Setelah itu, saya sama sekali tak pernah merasa suka menulis. Hingga kemudian menjadi wartawan saat ini.

Namun, kalau ditanya, “Gimana sih caranya supaya jago atau setidanya bisa nulis?”, saya dengan mudah akan menjawabnya.

Simpel menurut saya kalau sekadar untuk bisa menulis. Kuncinya adalah membaca.


Begini hubungannya… Seorang bayi, sebelum bisa berbicara, harus melalui proses mendengar. Karena bisa mendengar, bayi akan mulai berbicara dengan kata-kata yang pernah didengarnya.

Begitu pula dengan menulis. Seseorang baru bisa menulis jika sudah bisa membaca.

Dalam proses yang lebih kompleks, proses menulis – entah itu sebuah cerita atau karya ilmiah, pasti akan didahulukan dengan membaca.
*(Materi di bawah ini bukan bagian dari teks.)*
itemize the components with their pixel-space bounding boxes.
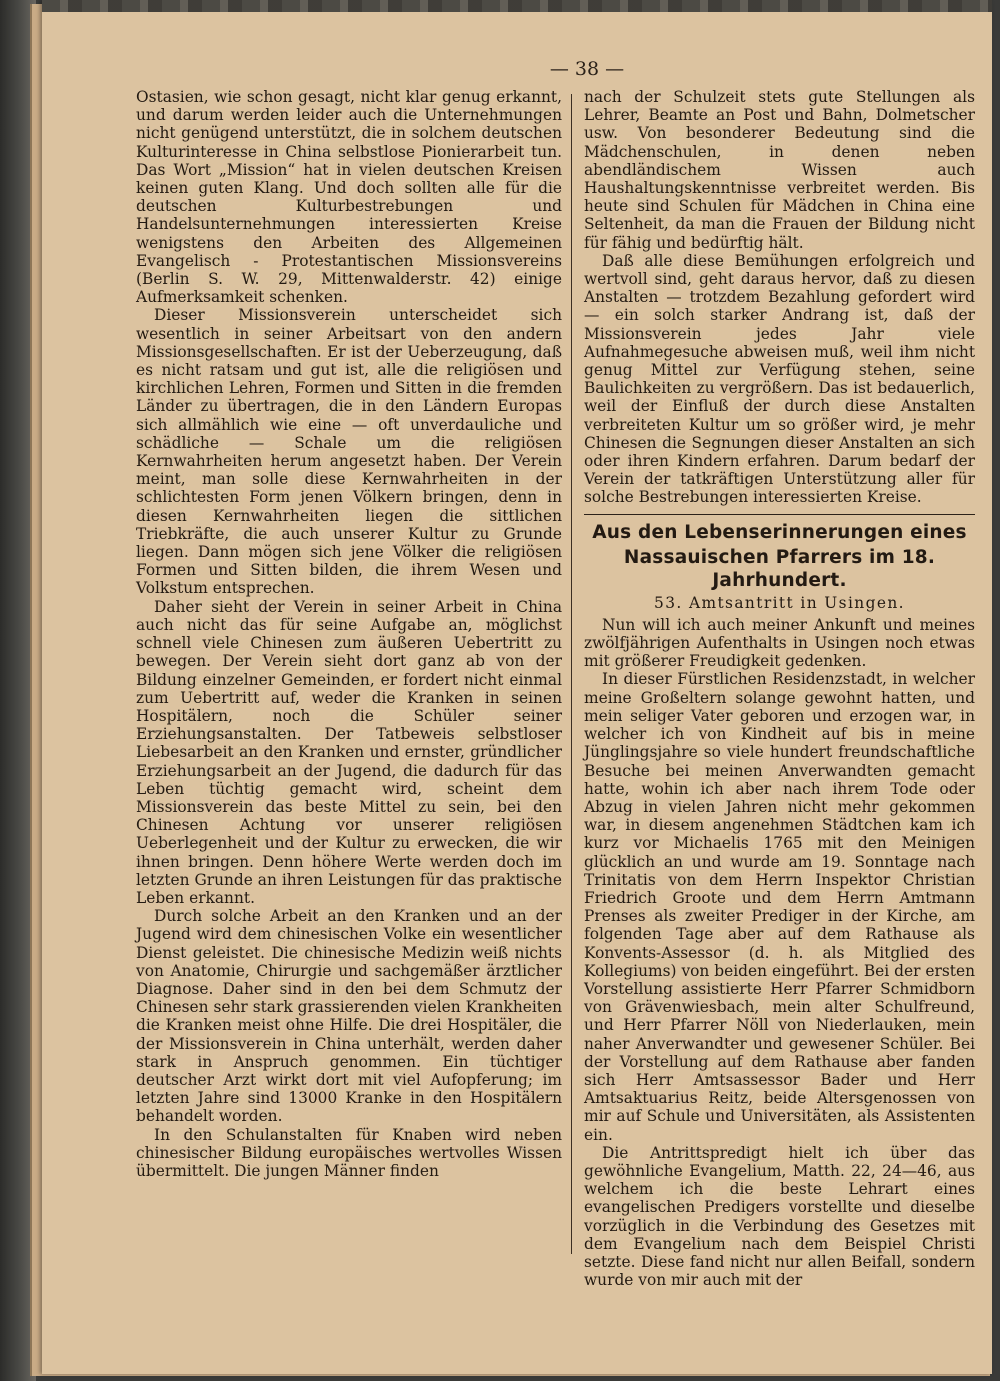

Membaca menjadi pintu pertama untuk bisa menulis.

Laiknya bayi yang tak bisa langsung lancar dalam melafalkan kata-kata yang didengarnya, kita pun tak bisa langsung lancar menulis. Butuh proses yang bergantung pada beberapa hal.

Namun, ada suatu hal yang bisa ditentukan oleh kita sendiri. Seorang bayi bakal cerewet kalo orang-orang di dekatnya menjejalinya dengan beragam kata.

Begitu juga dengan menulis. Semakin banyak kita membaca – tahu rangkaian kalimat yang menyusunnya atau paham mengenai alur penulisannya, akan semakin memperlancar proses menulis.